In spite of those very minor problems, there is a lot of upside to their use.
It takes about a minute to cork a bottle. I starsan the long part of the cork that goes in the bottle, press it in by hand until it is flush with the lip of the bottle. I drop the cage over, pull the bottom ring tight and then twist it closed with a pen. It's actually much, much easier than capping 12oz. bottles and of course using bigger bottles means fewer bottles to fill and less corks to use.
I bought 100 corks and 100 cages for about $25 total at my LHBS. Considering that both can be reused (over and over) it's also incredibly cheap. I'm sure the cages will eventually break down. The seals on the corks might go out, too, but I'm sure I will get a lot of use out of them. You can actually save the cages from Belgian bottles you buy and reuse them. Just be careful about untwisting them. You may need to remove the cap on the top of the cage. I'm not sure if they will prevent getting a good tight cage. They easily pop out with a gentle push from the top.

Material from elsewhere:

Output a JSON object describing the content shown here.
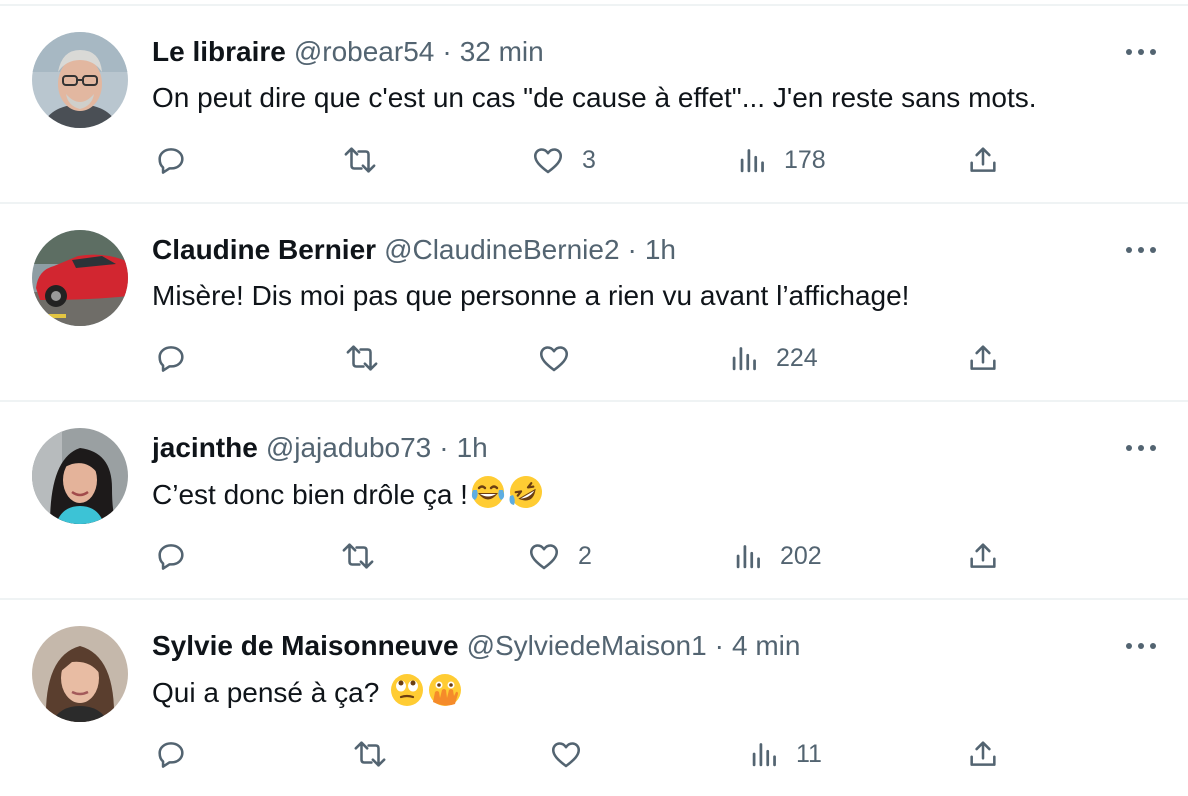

They do hold up to pressure. As I said I have saison carbed up to 5.5 vol. in the Belgian bottles. I also have the sparkling agave mead in the champagne bottles carbed to 7 vol. without a problem. I haven't experienced any plastic taste or infection from the corks.
So there you go, proof you can use those plastic corks successfully on Belgian bottles. Just test the bottles before bottling them and be careful about pressing on the cork.